What can I say? He started by protecting money – public money. For pensioners, or teachers' and doctors' salaries. He could have taken it and run away to Russia but he didn't. He has no money now. When the Ukrainian army came he even said he could take them into our town but nothing happened because they didn't have the orders. Then, when they eventually rolled in, they took the town and the major started telling stories and my father had to run. He didn't kill anyone – I don't think so. I don't think my brother killed anyone either. I hope not. He just wanted to prove something to my dad.
So you see, when were
asking each other questions and I said I had a split opinion, now you understand. You saw how I spoke, how I spoke about both sides. I see both sides, and this was important when I become a humanitarian worker. But that's another story, ha.

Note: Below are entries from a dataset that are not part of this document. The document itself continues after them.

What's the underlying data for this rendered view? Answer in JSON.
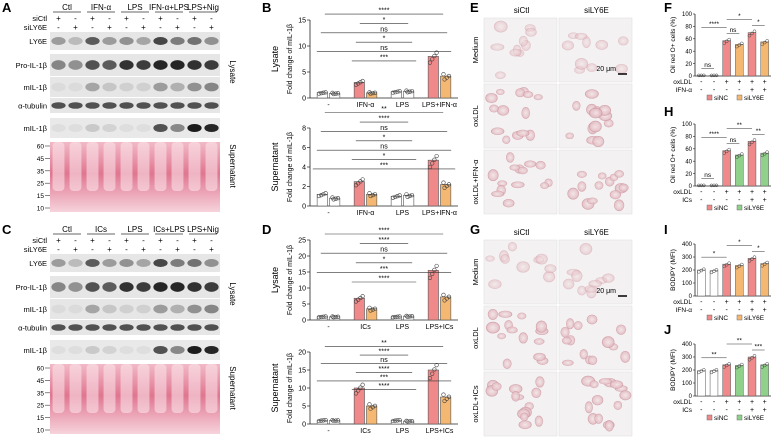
{
  "panel_letters": {
    "A": "A",
    "B": "B",
    "C": "C",
    "D": "D",
    "E": "E",
    "F": "F",
    "G": "G",
    "H": "H",
    "I": "I",
    "J": "J"
  },
  "blot_A": {
    "groups": [
      "Ctl",
      "IFN-α",
      "LPS",
      "IFN-α+LPS",
      "LPS+Nig"
    ],
    "row_labels": [
      "siCtl",
      "siLY6E"
    ],
    "plus": "+",
    "minus": "-",
    "bands": [
      "LY6E",
      "Pro-IL-1β",
      "mIL-1β",
      "α-tubulin"
    ],
    "sup_band": "mIL-1β",
    "sections": [
      "Lysate",
      "Supernatant"
    ],
    "ladder": [
      "60",
      "45",
      "35",
      "25",
      "15",
      "10"
    ]
  },
  "blot_C": {
    "groups": [
      "Ctl",
      "ICs",
      "LPS",
      "ICs+LPS",
      "LPS+Nig"
    ],
    "row_labels": [
      "siCtl",
      "siLY6E"
    ],
    "plus": "+",
    "minus": "-",
    "bands": [
      "LY6E",
      "Pro-IL-1β",
      "mIL-1β",
      "α-tubulin"
    ],
    "sup_band": "mIL-1β",
    "sections": [
      "Lysate",
      "Supernatant"
    ],
    "ladder": [
      "60",
      "45",
      "35",
      "25",
      "15",
      "10"
    ]
  },
  "micro_E": {
    "col_labels": [
      "siCtl",
      "siLY6E"
    ],
    "row_labels": [
      "Medium",
      "oxLDL",
      "oxLDL+IFN-α"
    ],
    "scale": "20 μm"
  },
  "micro_G": {
    "col_labels": [
      "siCtl",
      "siLY6E"
    ],
    "row_labels": [
      "Medium",
      "oxLDL",
      "oxLDL+ICs"
    ],
    "scale": "20 μm"
  },
  "colors": {
    "red": "#f08a8a",
    "orange": "#f5b872",
    "green": "#8fd18a",
    "white": "#ffffff",
    "blot_pink": "#d9506c"
  },
  "chart_data": [
    {
      "panel": "B-top",
      "type": "bar",
      "section": "Lysate",
      "ylabel": "Fold change of mIL-1β",
      "ylim": [
        0,
        15
      ],
      "ticks": [
        "0",
        "5",
        "10",
        "15"
      ],
      "categories": [
        "-",
        "IFN-α",
        "LPS",
        "LPS+IFN-α"
      ],
      "series": [
        {
          "values": [
            1.0,
            3.0,
            1.2,
            8.0
          ]
        },
        {
          "values": [
            0.9,
            1.0,
            1.3,
            4.2
          ]
        }
      ],
      "significance": [
        "****",
        "*",
        "ns",
        "*",
        "ns",
        "***"
      ]
    },
    {
      "panel": "B-bottom",
      "type": "bar",
      "section": "Supernatant",
      "ylabel": "Fold change of mIL-1β",
      "ylim": [
        0,
        8
      ],
      "ticks": [
        "0",
        "2",
        "4",
        "6",
        "8"
      ],
      "categories": [
        "-",
        "IFN-α",
        "LPS",
        "LPS+IFN-α"
      ],
      "series": [
        {
          "values": [
            1.2,
            2.5,
            1.0,
            4.7
          ]
        },
        {
          "values": [
            0.8,
            1.2,
            1.1,
            2.2
          ]
        }
      ],
      "significance": [
        "**",
        "****",
        "ns",
        "*",
        "ns",
        "*",
        "***"
      ]
    },
    {
      "panel": "D-top",
      "type": "bar",
      "section": "Lysate",
      "ylabel": "Fold change of mIL-1β",
      "ylim": [
        0,
        25
      ],
      "ticks": [
        "0",
        "5",
        "10",
        "15",
        "20",
        "25"
      ],
      "categories": [
        "-",
        "ICs",
        "LPS",
        "LPS+ICs"
      ],
      "series": [
        {
          "values": [
            1.0,
            6.8,
            1.0,
            15.5
          ]
        },
        {
          "values": [
            1.0,
            3.5,
            1.2,
            7.2
          ]
        }
      ],
      "significance": [
        "****",
        "****",
        "ns",
        "*",
        "***",
        "****"
      ]
    },
    {
      "panel": "D-bottom",
      "type": "bar",
      "section": "Supernatant",
      "ylabel": "Fold change of mIL-1β",
      "ylim": [
        0,
        20
      ],
      "ticks": [
        "0",
        "5",
        "10",
        "15",
        "20"
      ],
      "categories": [
        "-",
        "ICs",
        "LPS",
        "LPS+ICs"
      ],
      "series": [
        {
          "values": [
            1.0,
            10.0,
            1.0,
            15.0
          ]
        },
        {
          "values": [
            1.0,
            5.0,
            0.8,
            7.5
          ]
        }
      ],
      "significance": [
        "**",
        "****",
        "ns",
        "****",
        "***",
        "****"
      ]
    },
    {
      "panel": "F",
      "type": "bar",
      "ylabel": "Oil red O+ cells (%)",
      "ylim": [
        0,
        100
      ],
      "ticks": [
        "0",
        "20",
        "40",
        "60",
        "80",
        "100"
      ],
      "row1": "oxLDL",
      "row2": "IFN-α",
      "row1_signs": [
        "-",
        "-",
        "+",
        "+",
        "+",
        "+"
      ],
      "row2_signs": [
        "-",
        "-",
        "-",
        "-",
        "+",
        "+"
      ],
      "legend": [
        "siNC",
        "siLY6E"
      ],
      "values": [
        1,
        1,
        57,
        51,
        70,
        55
      ],
      "significance": [
        "ns",
        "****",
        "ns",
        "*",
        "*"
      ]
    },
    {
      "panel": "H",
      "type": "bar",
      "ylabel": "Oil red O+ cells (%)",
      "ylim": [
        0,
        100
      ],
      "ticks": [
        "0",
        "20",
        "40",
        "60",
        "80",
        "100"
      ],
      "row1": "oxLDL",
      "row2": "ICs",
      "row1_signs": [
        "-",
        "-",
        "+",
        "+",
        "+",
        "+"
      ],
      "row2_signs": [
        "-",
        "-",
        "-",
        "-",
        "+",
        "+"
      ],
      "legend": [
        "siNC",
        "siLY6E"
      ],
      "values": [
        1,
        1,
        57,
        50,
        72,
        53
      ],
      "significance": [
        "ns",
        "****",
        "ns",
        "**",
        "**"
      ]
    },
    {
      "panel": "I",
      "type": "bar",
      "ylabel": "BODIPY (MFI)",
      "ylim": [
        0,
        400
      ],
      "ticks": [
        "0",
        "100",
        "200",
        "300",
        "400"
      ],
      "row1": "oxLDL",
      "row2": "IFN-α",
      "row1_signs": [
        "-",
        "-",
        "+",
        "+",
        "+",
        "+"
      ],
      "row2_signs": [
        "-",
        "-",
        "-",
        "-",
        "+",
        "+"
      ],
      "legend": [
        "siNC",
        "siLY6E"
      ],
      "values": [
        200,
        195,
        245,
        235,
        290,
        250
      ],
      "significance": [
        "*",
        "*",
        "*"
      ]
    },
    {
      "panel": "J",
      "type": "bar",
      "ylabel": "BODIPY (MFI)",
      "ylim": [
        0,
        400
      ],
      "ticks": [
        "0",
        "100",
        "200",
        "300",
        "400"
      ],
      "row1": "oxLDL",
      "row2": "ICs",
      "row1_signs": [
        "-",
        "-",
        "+",
        "+",
        "+",
        "+"
      ],
      "row2_signs": [
        "-",
        "-",
        "-",
        "-",
        "+",
        "+"
      ],
      "legend": [
        "siNC",
        "siLY6E"
      ],
      "values": [
        195,
        195,
        240,
        235,
        300,
        240
      ],
      "significance": [
        "**",
        "**",
        "***"
      ]
    }
  ]
}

We talk here about being neutral and for me it's not just a skill: it comes from dealing with family. You could say it's natural now. I don't talk about this very much. I don't talk much at all, you see. It can be strange. I don't want to be misunderstood.
Back in business I didn't talk politics because everyone had their own point of view. And before the war we had everything: business, a sustainable way of life. And when I came back it wasn't like going home. I twas like going to a new country with nothing. Maybe like you, going to Russia? But I came back to
my country with nothing. Only shame. I haven't seen my father or brother for four years. My brother for longer – I don't talk to him right now. War makes people sick. I'll see my dad in September.
There are people here at the summer school from all parts of Ukraine, and they all have their own opinions about what happens in the East. But I'm just here to listen. I don't want to argue with anyone.
We're talking about techniques to use, asking questions and listening. I want to use these techniques, but in my family first. That's where things start. We talked about speaking about what made us, and that was a difficult question to answer. What made me. I know that my father and brother, they made each other. I think that they both feel bad about it but they still won't communicate. They don't know how. Being able to say what made you is powerful, and I think that if I could mediate between them maybe they would talk again.
I didn't want to tell this story because maybe the others wouldn't understand. I've never told it to anyone before. But you're a collector, right?